18.11.2021 18:30 - 20:00

A virtual u:japan lecture by Maren Haufs-Brusberg (Heinrich-Heine-Universität Düsseldorf)

| Abstract |

Die Schriftstellerin Sagisawa Megumu (鷺沢萠, 1968-2004) gilt sowohl als Autorin von Prekariatsliteratur als auch von japankoreanischer Literatur. Nachdem sie erst nach ihrem frühen literarischen Debut 1987 entdeckte, dass ihre Großmutter väterlicherseits koreanischer Herkunft war, begann sie, sich intensiv mit der japankoreanischen Minderheit in Japan zu beschäftigen und ab 1994 Texte hierzu zu veröffentlichen. In meinem Vortrag setze ich mich mit Sagisawas 1999 publizierter Erzählung Saihate no futari („Zwei Menschen am Rande“) auseinander. Im Mittelpunkt der Erzählung steht eine junge Frau, die ein uneheliches Kind eines US-Soldaten und einer Japanerin ist. Sie arbeitet in einer Bar, wo sie sich in einen Gast verliebt, einen Japankoreaner, der deutlich älter ist als sie. Die Beziehung zwischen beiden währt jedoch nur wenige Monate, da der Japankoreaner bald an Leukämie verstirbt. Wie sich im Nachhinein herausstellt, war er der Nachkomme einer hibakusha, denn seine ebenfalls in mittleren Jahren verstorbene Mutter war eine Überlebende des Atombombenabwurfs auf Nagasaki. Die Erzählung endet damit, dass die Protagonistin bemerkt, dass sie schwanger ist.
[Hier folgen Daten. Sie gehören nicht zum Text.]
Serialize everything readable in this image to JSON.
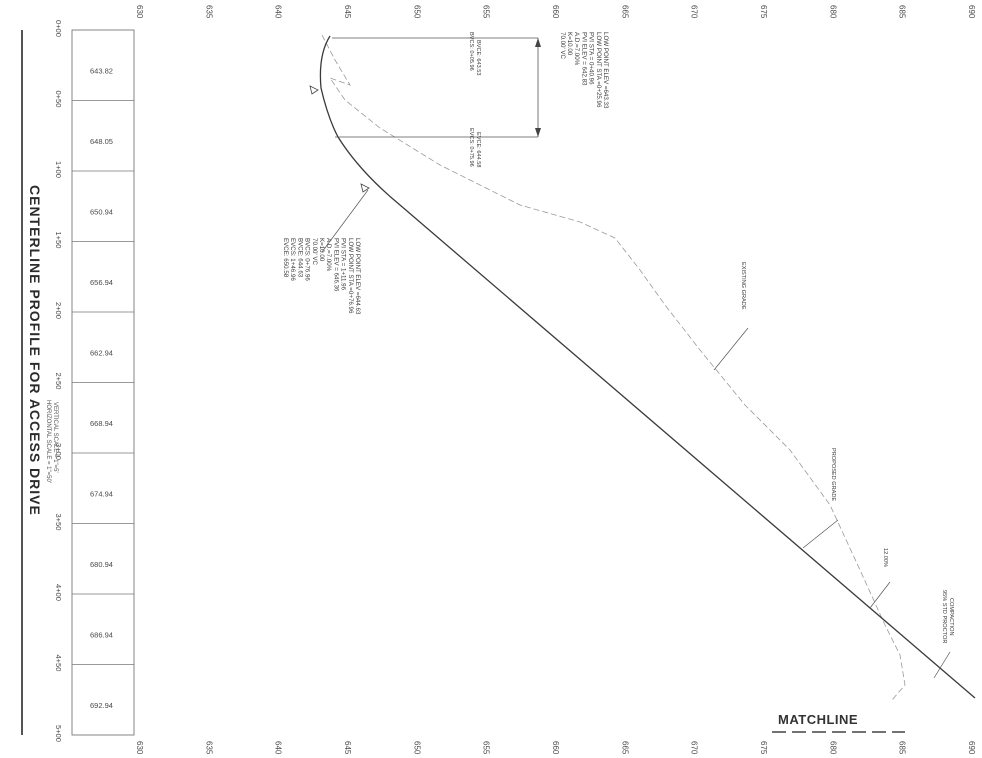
{
  "title": {
    "main": "CENTERLINE PROFILE FOR ACCESS DRIVE",
    "horizontal_scale": "HORIZONTAL SCALE = 1\"=50'",
    "vertical_scale": "VERTICAL SCALE = 1\"=5'"
  },
  "elevation_ticks": [
    "630",
    "635",
    "640",
    "645",
    "650",
    "655",
    "660",
    "665",
    "670",
    "675",
    "680",
    "685",
    "690"
  ],
  "stations": [
    "0+00",
    "0+50",
    "1+00",
    "1+50",
    "2+00",
    "2+50",
    "3+00",
    "3+50",
    "4+00",
    "4+50",
    "5+00"
  ],
  "station_elevations": [
    "643.82",
    "648.05",
    "650.94",
    "656.94",
    "662.94",
    "668.94",
    "674.94",
    "680.94",
    "686.94",
    "692.94"
  ],
  "curve1_notes": {
    "lines": [
      "LOW POINT ELEV =643.33",
      "LOW POINT STA =0+25.96",
      "PVI STA = 0+40.96",
      "PVI ELEV = 642.83",
      "A.D.=7.00%",
      "K=10.00",
      "70.00' VC"
    ],
    "bvcs": "BVCS: 0+05.96",
    "bvce": "BVCE: 643.53",
    "evcs": "EVCS: 0+75.96",
    "evce": "EVCE: 644.58"
  },
  "curve2_notes": {
    "lines": [
      "LOW POINT ELEV =644.63",
      "LOW POINT STA =0+76.96",
      "PVI STA = 1+11.96",
      "PVI ELEV = 646.36",
      "A.D.=7.00%",
      "K=10.00",
      "70.00' VC",
      "BVCS: 0+76.96",
      "BVCE: 644.63",
      "EVCS: 1+46.96",
      "EVCE: 650.58"
    ]
  },
  "labels": {
    "existing_grade": "EXISTING GRADE",
    "proposed_grade": "PROPOSED GRADE",
    "slope": "12.00%",
    "compaction": [
      "COMPACTION",
      "95% STD PROCTOR"
    ],
    "matchline": "MATCHLINE"
  }
}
Wie anhand der knappen Zusammenfassung der Erzählung deutlich wird, entwirft Saihate no futari bereits durch die Figurenkonstellation ein komplexes Netz an Beziehungen und Verweisen, dessen Fäden gewissermaßen in der Figur des Ungeborenen zusammenlaufen: Dessen Vorfahren väterlicherseits sind koreanischer Herkunft. Seine Großeltern emigrierten als Folge der Kolonialisierung Koreas und des von Japan geführten Pazifikkriegs nach Japan, wo die Großmutter Opfer des US-amerikanischen Atombombenabwurfs auf Japan wurde. Dieser bedeutete für Japan die rasche Kapitulation, für die USA den Sieg und für Korea die Befreiung von der japanischen Kolonialherrschaft. Seine Großmutter mütterlicherseits hingegen ist Japanerin und der Großvater mütterlicherseits ein US-Soldat, der im Zuge des Vietnamkriegs in Japan stationiert war, womit auch auf den Kalten Krieg, in dem die nukleare Bedrohung eine wesentliche Rolle spielte, verwiesen wird.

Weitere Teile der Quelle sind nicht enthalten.